O Brasil é um estado democrático, toda a manifestação religiosa deve ser respeitada.


Os cristãos compõem, inquestionavelmente, a maioria dos brasileiros. Entretanto, grande
parte dessa maioria desconhece profundamente a “Bíblia Sagrada”, texto que fundamenta sua
fé. Isso permite que interpretações equivocadas, reproduzidas há longo tempo, tornem-se cada
vez mais sólidas. E ainda grande parte dessa maioria se fecha ao debate sobre o feminismo.
Um grande erro, como visto, reside no entendimento machista de que a mulher tem que
acomodar-se a um segundo lugar, - a mulher é a “costela”- obedecendo cegamente ao marido
e restringindo sua opinião à vida doméstica (o papel de servir à figura masculina); aceitando
que a última palavra pertence ao homem.
Contudo, numa percepção de que o mito da criação não se manifesta apenas em uma
cultura e, através de uma comparação com o resgate de outras culturas, como a de povos
africanos, através da literatura, podemos perceber que há em outros povos um mito de criação
que apresenta a figura feminina como dominante.
Sendo assim, devemos ter em conta quanto estudiosos e investigadores das figuras
construídas nos diversos textos o aspecto simbólico que, mesmo textos considerados sagrados
por algumas culturas e religiões, podem ter. O presente trabalho, portanto, apresenta-se como
uma forma de instigar esse pensamento num âmbito científico de análise.

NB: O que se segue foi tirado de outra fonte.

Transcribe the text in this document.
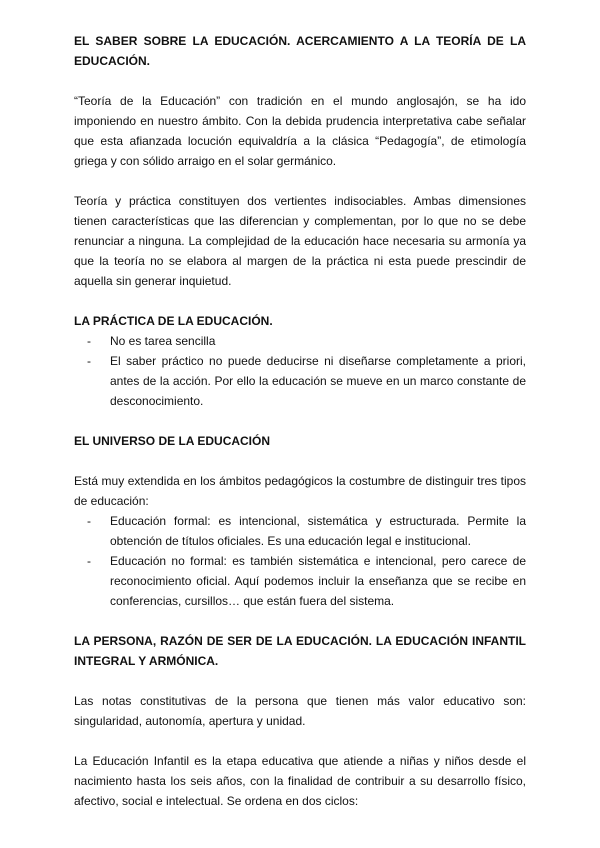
EL SABER SOBRE LA EDUCACIÓN. ACERCAMIENTO A LA TEORÍA DE LA EDUCACIÓN.

“Teoría de la Educación” con tradición en el mundo anglosajón, se ha ido imponiendo en nuestro ámbito. Con la debida prudencia interpretativa cabe señalar que esta afianzada locución equivaldría a la clásica “Pedagogía”, de etimología griega y con sólido arraigo en el solar germánico.

Teoría y práctica constituyen dos vertientes indisociables. Ambas dimensiones tienen características que las diferencian y complementan, por lo que no se debe renunciar a ninguna. La complejidad de la educación hace necesaria su armonía ya que la teoría no se elabora al margen de la práctica ni esta puede prescindir de aquella sin generar inquietud.

LA PRÁCTICA DE LA EDUCACIÓN.
- No es tarea sencilla
- El saber práctico no puede deducirse ni diseñarse completamente a priori, antes de la acción. Por ello la educación se mueve en un marco constante de desconocimiento.
EL UNIVERSO DE LA EDUCACIÓN

Está muy extendida en los ámbitos pedagógicos la costumbre de distinguir tres tipos de educación:

- Educación formal: es intencional, sistemática y estructurada. Permite la obtención de títulos oficiales. Es una educación legal e institucional.
- Educación no formal: es también sistemática e intencional, pero carece de reconocimiento oficial. Aquí podemos incluir la enseñanza que se recibe en conferencias, cursillos… que están fuera del sistema.
LA PERSONA, RAZÓN DE SER DE LA EDUCACIÓN. LA EDUCACIÓN INFANTIL INTEGRAL Y ARMÓNICA.

Las notas constitutivas de la persona que tienen más valor educativo son: singularidad, autonomía, apertura y unidad.

La Educación Infantil es la etapa educativa que atiende a niñas y niños desde el nacimiento hasta los seis años, con la finalidad de contribuir a su desarrollo físico, afectivo, social e intelectual. Se ordena en dos ciclos:
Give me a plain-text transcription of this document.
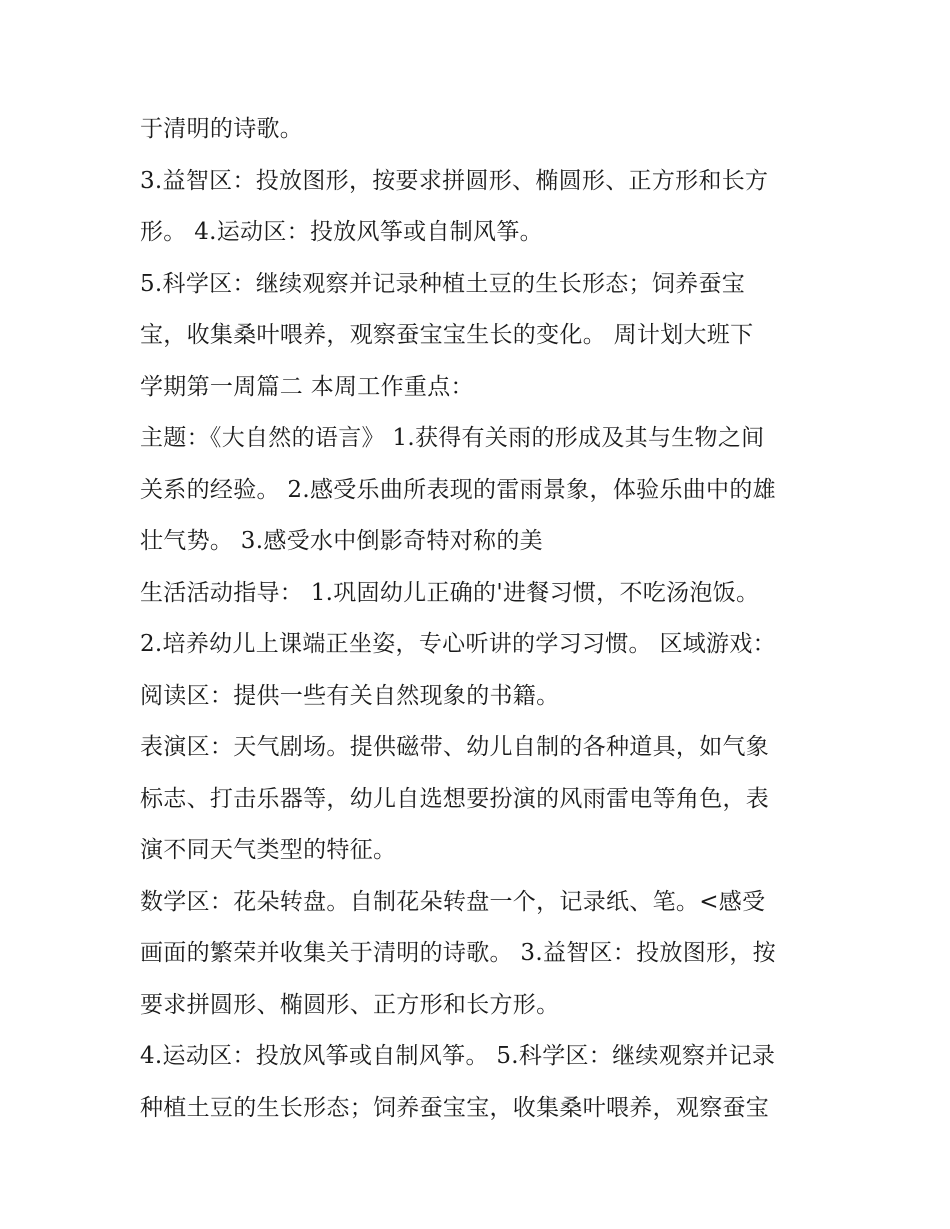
于清明的诗歌。
3.益智区：投放图形，按要求拼圆形、椭圆形、正方形和长方
形。 4.运动区：投放风筝或自制风筝。
5.科学区：继续观察并记录种植土豆的生长形态；饲养蚕宝
宝，收集桑叶喂养，观察蚕宝宝生长的变化。 周计划大班下
学期第一周篇二 本周工作重点：
主题：《大自然的语言》 1.获得有关雨的形成及其与生物之间
关系的经验。 2.感受乐曲所表现的雷雨景象，体验乐曲中的雄
壮气势。 3.感受水中倒影奇特对称的美
生活活动指导： 1.巩固幼儿正确的'进餐习惯，不吃汤泡饭。
2.培养幼儿上课端正坐姿，专心听讲的学习习惯。 区域游戏：
阅读区：提供一些有关自然现象的书籍。
表演区：天气剧场。提供磁带、幼儿自制的各种道具，如气象
标志、打击乐器等，幼儿自选想要扮演的风雨雷电等角色，表
演不同天气类型的特征。
数学区：花朵转盘。自制花朵转盘一个，记录纸、笔。<感受
画面的繁荣并收集关于清明的诗歌。 3.益智区：投放图形，按
要求拼圆形、椭圆形、正方形和长方形。
4.运动区：投放风筝或自制风筝。 5.科学区：继续观察并记录
种植土豆的生长形态；饲养蚕宝宝，收集桑叶喂养，观察蚕宝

REFERÊNCIAS BIBLIOGRÁFICAS

BEAUVOIR, Simone de. O segundo sexo. São Paulo: Difusão Europeia do Livro, 1970.

BÍBLIA. Português. Bíblia Sagrada. Nova Versão Pastoral. São Paulo: Bíblica Brasil, 2000.

CARVALHAL, Tânia Franco. Literatura Comparada. São Paulo: Editora Ática, 4ª edição
revista e ampliada, 2006.

COUTINHO, Eduardo. Literatura Comparada: reflexões. São Paulo: Annablume, 2013.

COUTO, Mia. Estórias abençonhadas. Lisboa: Editorial Caminho, 1990.